One straightforward task would be to retrieve literature regarding this disease or this allelic variant. The usual way would be to navigate and perform advanced text searches in PubMed. These searches usually provide lots of unwanted results. In CARGO, activation of the iHOP widget brings up a whole list of references involving the protein. Again, the visual aspect of the widget emphasizes and highlights the relevance of the term in the context of the sentence. Here, an entry relating the p53 with hepatocellular carcinoma is shown, along with links to the original article. By activating the other widgets, the user can display alternative information. Any widget can be minimized, displayed or hidden (Figure 2, black circles).

SUMMARY

CARGO is capable of integrating information at different levels, ranging from visualization to mapping. The main strength of CARGO, as compared to alternative tools (8) (http://harvester.embl.de/), is its ‘go-to-the-core’ capabilities. At the same time it aims to facilitate the interpretation and retrieval of information in a second-generation visualization framework. It features technology-agnostic widget creation, which allows the inclusion of as many disparate resources as desired to completely address a range of questions.

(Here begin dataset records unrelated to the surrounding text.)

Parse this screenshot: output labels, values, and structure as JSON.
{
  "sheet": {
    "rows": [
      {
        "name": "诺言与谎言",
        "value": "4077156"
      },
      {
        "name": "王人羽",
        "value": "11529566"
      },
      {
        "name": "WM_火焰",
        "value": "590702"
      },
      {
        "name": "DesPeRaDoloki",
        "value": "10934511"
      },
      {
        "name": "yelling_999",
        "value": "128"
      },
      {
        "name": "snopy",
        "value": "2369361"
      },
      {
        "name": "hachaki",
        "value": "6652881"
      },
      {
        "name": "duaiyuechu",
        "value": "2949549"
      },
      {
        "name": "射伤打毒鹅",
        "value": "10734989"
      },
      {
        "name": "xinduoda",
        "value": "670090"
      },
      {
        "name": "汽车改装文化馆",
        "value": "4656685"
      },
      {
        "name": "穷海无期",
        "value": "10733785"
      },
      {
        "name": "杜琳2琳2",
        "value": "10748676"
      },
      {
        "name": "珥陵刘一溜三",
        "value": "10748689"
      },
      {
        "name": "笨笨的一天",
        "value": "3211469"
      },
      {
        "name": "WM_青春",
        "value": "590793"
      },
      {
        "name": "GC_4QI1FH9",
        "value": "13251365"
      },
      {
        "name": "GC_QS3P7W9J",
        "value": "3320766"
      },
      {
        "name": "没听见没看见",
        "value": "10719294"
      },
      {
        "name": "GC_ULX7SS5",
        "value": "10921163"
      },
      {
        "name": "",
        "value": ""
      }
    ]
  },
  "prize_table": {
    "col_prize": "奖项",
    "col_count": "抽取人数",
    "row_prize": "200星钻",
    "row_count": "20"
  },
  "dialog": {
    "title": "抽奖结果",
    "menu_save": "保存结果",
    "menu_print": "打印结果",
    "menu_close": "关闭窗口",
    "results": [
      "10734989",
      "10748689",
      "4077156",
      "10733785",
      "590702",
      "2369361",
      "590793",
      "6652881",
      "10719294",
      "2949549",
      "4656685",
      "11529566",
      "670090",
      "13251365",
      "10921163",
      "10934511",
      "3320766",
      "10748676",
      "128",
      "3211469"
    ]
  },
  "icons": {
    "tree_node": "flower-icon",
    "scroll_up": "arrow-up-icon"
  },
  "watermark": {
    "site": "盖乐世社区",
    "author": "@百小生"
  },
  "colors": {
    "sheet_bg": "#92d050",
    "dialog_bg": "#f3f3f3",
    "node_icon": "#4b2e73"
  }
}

By definition, CARGO is an open platform, since it can be extended just by the addition of new widgets and searching modules. At the same time, the usefulness of CARGO depends strongly on the diversity and quality of the available widgets. We are already developing new widgets to mediate further information, such as the visualization of protein annotation at the residue level, or the visualization of the tissues in which a gene is expressed, as reported by the GNF Gene Atlas (16). Additional query modules are also under development, including one that allows the graphical generation of gene lists from genome coordinates. We hope CARGO will grow by community effort, so we are preparing documentation to facilitate other parties to develop their own widgets or searching modules, which can be easily integrated into the CARGO structure. Given the simplicity and flexibility of the CARGO concept, we expect that many of these widgets will be incorporated in the near future.

SUPPORTED PLATFORMS

A selected community of experimental researchers is currently testing the system. CARGO requires Firefox 1.5 and Java 1.4.1, and has been tested in Windows, Mac OS X and Linux. Additional support for alternative browsers is currently in progress.

CONTRIBUTIONS

I.C., J.M.R., J.M.F. and J.F.V. developed the widgets. A.C. and E.A. programmed the search modules. A.C. and J.F.V. worked out the main framework. J.F.V. designed the website. G.G.-L. provided scientific support and wrote the documentation. I.C., D.G.P. and A.M.R. developed the general concept and coordinated the project. D.G.P., A.M.R. and A.V. assembled the manuscript. A.V. did the general coordination.

ACKNOWLEDGEMENTS

I.C. is a recipient of a ‘Ramon y Cajal’ programme, J.F.V. is supported by EU Marie Curie MIRG-CT-2005-016499, G.G.-L. is funded by the Biomedical Foundation of Vigo Hospitalary Complex (FICHUVI). This work has been partially financed by EU BIOSAPIENS (LSHC-CT-2003-505265) and EU EMBRACE (LSCG-CT-2004-512092), and by the National Institute for Bioinformatics (www.inab.org), a platform of ‘Genoma España’. Funding to pay the Open Access publication charges for this article was provided by EU BIOSAPIENS (LSHC-CT-2003-505265).

Conflict of interest statement. None declared.